Midweek, I viewed videos and read reports about the behavior of vacationing Britons defying the lockdown in Benidorm, a seaside resort on the eastern coast of Spain, part of the famed Costa Blanca.
About 50 of them — some topless, others holding alcoholic drinks — chanted, "We've all got the virus, na, na, na, na," at Spanish police, as officers tried to break up their party and get them to go inside.
Spain has the highest number of confirmed cases of COVID-19 in Europe behind Italy and has declared a 15-day state of emergency. One of the vacationers swore that the virus was just the flu and, anyway, beer would keep it at bay.
But there are true heroes in this desperate fight against the coronavirus — the doctors, nurses and first responders, risking themselves for those stricken with the disease, desperately trying to save lives, without the necessary resources or reliable treatments.
The Milanese daily newspaper, Corriere della Sera, on Wednesday carried an interview with a 50-year-old surgeon working in one of Italy's hardest-hit hospitals, in Bergamo. She described how the medical staff is close to collapse and giving up.

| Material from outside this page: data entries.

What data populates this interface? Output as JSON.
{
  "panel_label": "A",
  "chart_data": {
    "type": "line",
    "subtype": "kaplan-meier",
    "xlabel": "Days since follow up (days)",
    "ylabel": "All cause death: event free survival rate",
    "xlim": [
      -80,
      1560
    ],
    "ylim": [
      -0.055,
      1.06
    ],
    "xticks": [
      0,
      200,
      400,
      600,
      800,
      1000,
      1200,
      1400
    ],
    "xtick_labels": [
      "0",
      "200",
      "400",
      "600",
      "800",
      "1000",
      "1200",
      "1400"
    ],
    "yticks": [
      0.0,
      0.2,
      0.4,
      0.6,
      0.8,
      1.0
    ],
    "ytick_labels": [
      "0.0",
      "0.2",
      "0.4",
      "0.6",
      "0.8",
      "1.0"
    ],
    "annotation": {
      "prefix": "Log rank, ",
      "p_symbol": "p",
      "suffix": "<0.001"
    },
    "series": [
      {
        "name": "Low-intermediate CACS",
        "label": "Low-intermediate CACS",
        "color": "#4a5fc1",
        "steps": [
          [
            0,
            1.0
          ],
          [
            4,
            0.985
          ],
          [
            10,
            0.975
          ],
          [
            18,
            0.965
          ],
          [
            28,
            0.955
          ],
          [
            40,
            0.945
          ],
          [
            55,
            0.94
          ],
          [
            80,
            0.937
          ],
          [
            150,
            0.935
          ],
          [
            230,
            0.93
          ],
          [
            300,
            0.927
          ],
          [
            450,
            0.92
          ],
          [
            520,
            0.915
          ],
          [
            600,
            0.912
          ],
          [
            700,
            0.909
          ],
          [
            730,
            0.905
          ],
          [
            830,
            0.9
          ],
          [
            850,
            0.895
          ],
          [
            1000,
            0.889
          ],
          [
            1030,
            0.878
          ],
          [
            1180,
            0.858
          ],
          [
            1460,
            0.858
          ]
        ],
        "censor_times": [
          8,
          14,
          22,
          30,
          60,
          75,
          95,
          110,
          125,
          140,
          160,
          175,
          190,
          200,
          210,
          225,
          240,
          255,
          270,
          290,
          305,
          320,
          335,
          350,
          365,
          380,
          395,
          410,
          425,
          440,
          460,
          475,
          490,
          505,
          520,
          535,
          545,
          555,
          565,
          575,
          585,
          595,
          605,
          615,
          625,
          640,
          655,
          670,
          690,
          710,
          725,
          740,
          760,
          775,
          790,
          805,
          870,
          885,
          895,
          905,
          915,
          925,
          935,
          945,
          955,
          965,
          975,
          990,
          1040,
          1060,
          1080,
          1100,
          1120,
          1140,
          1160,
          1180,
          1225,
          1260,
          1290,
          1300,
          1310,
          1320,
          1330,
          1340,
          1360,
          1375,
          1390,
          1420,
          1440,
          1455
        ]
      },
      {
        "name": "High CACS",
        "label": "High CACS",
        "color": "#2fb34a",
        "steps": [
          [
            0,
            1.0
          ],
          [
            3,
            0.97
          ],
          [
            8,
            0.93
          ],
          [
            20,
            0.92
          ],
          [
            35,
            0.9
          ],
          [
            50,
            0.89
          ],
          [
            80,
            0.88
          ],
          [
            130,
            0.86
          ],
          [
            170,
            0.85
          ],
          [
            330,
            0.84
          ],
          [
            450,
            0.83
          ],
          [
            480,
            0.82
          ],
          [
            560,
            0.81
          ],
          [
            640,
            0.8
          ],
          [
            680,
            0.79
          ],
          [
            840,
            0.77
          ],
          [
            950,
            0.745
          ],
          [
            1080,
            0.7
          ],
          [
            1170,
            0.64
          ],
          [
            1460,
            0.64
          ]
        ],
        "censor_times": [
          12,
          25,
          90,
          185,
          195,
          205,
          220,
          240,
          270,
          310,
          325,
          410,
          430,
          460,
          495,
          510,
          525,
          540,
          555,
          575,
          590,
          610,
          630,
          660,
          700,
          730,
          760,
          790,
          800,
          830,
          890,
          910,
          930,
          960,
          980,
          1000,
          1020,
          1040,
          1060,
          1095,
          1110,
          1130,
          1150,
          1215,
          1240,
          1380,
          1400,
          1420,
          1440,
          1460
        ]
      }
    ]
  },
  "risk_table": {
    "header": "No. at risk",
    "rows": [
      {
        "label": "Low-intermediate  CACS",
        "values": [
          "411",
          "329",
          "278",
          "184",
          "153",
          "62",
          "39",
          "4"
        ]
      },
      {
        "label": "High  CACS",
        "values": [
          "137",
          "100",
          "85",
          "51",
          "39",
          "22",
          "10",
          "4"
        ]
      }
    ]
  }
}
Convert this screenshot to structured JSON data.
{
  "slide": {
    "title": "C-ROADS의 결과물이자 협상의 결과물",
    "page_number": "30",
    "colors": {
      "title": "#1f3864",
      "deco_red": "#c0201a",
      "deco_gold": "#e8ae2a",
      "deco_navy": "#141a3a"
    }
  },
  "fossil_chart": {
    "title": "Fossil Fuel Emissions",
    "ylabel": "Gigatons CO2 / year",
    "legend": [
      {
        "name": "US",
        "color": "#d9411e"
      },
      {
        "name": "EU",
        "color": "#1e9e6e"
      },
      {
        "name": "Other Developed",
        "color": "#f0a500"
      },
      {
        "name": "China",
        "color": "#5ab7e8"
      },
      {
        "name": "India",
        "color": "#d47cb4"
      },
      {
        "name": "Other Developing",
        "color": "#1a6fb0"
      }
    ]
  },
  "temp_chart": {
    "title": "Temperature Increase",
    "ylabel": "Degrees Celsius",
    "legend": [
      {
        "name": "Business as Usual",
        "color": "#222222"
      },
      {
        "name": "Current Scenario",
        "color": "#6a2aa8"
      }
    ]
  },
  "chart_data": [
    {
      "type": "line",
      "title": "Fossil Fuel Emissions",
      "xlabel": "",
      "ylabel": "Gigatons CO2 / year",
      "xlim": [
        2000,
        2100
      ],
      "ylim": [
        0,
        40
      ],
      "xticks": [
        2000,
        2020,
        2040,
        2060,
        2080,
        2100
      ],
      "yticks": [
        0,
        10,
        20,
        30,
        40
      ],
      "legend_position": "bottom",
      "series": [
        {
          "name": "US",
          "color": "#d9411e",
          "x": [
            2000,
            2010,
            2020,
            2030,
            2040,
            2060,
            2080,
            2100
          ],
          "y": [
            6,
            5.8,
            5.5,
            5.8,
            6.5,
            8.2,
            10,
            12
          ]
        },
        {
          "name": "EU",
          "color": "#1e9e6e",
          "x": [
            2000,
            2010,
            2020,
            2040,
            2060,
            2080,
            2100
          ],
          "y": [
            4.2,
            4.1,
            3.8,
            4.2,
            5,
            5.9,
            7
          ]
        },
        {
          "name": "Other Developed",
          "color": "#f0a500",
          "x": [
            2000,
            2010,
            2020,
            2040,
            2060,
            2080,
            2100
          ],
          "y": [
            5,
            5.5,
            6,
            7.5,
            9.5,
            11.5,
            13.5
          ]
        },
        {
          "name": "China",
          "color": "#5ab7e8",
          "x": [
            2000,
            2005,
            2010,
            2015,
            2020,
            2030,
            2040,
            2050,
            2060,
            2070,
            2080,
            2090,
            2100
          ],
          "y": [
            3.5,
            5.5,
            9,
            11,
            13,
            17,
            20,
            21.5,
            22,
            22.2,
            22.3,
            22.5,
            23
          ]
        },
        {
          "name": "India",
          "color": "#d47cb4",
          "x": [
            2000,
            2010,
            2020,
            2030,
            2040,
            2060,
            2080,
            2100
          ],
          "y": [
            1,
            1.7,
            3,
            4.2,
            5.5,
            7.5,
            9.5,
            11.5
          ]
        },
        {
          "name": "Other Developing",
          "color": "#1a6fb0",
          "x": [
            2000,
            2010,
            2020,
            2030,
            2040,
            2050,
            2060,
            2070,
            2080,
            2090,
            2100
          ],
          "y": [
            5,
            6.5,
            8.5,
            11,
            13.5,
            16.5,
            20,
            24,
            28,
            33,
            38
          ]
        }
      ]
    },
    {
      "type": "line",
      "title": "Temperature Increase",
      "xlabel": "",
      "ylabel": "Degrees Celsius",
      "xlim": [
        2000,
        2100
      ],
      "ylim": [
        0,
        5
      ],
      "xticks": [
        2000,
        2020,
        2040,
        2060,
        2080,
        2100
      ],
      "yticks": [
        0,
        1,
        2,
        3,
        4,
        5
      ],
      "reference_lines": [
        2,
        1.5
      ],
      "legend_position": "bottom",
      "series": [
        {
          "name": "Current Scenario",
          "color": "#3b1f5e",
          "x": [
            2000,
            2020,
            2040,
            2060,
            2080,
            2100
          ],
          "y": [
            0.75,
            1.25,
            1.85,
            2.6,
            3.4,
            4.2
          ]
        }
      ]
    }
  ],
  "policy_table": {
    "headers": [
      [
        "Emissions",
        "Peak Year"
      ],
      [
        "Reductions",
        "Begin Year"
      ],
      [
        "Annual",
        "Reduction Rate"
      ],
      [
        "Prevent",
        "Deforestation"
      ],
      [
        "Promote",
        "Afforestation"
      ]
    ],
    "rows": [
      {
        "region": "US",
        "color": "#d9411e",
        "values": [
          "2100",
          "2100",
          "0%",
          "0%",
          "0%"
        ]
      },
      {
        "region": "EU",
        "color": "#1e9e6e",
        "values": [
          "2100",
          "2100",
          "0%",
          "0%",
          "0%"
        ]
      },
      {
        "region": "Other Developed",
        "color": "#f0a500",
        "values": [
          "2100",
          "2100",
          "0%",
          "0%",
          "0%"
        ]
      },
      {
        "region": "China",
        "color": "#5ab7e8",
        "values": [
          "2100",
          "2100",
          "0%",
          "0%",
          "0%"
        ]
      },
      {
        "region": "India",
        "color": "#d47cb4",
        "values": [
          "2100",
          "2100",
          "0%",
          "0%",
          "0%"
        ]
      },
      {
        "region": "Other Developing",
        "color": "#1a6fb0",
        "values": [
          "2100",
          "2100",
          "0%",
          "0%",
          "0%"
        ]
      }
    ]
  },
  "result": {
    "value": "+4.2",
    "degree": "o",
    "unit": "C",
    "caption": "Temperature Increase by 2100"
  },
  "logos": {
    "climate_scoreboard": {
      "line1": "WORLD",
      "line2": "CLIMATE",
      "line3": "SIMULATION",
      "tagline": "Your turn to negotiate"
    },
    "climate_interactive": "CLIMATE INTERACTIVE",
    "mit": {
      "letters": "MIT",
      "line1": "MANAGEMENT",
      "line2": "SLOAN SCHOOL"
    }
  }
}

"We doctors resist – we must – but we are already close to psychological collapse due to fatigue, anxieties, and because we are losing close friends," she said.
The hospital is full. "There are patients in the bathroom to isolate them. Or they remain in an ambulance, and we visit them there," the surgeon said.
They have run out of protective gear, and as the medical staff care for the severely sick and dying, they are also falling ill to the virus.
In his book "The Plague," French novelist Albert Camus wrote about the "quiet courage" of doctors and other professionals struggling to contain a cholera epidemic that struck the Algerian city of Oran in 1849.
"There's no question of heroism in all this. It's a matter of common decency. That's an idea which may make some people smile, but the only means of fighting a plague is common decency," Camus wrote.
Sales of the book, first published in 1947, have soared in Italy. The characters are fictional, but their living embodiments are in the hospitals in Italy, France, Spain and now the United States, fighting an invisible foe with little more than decency.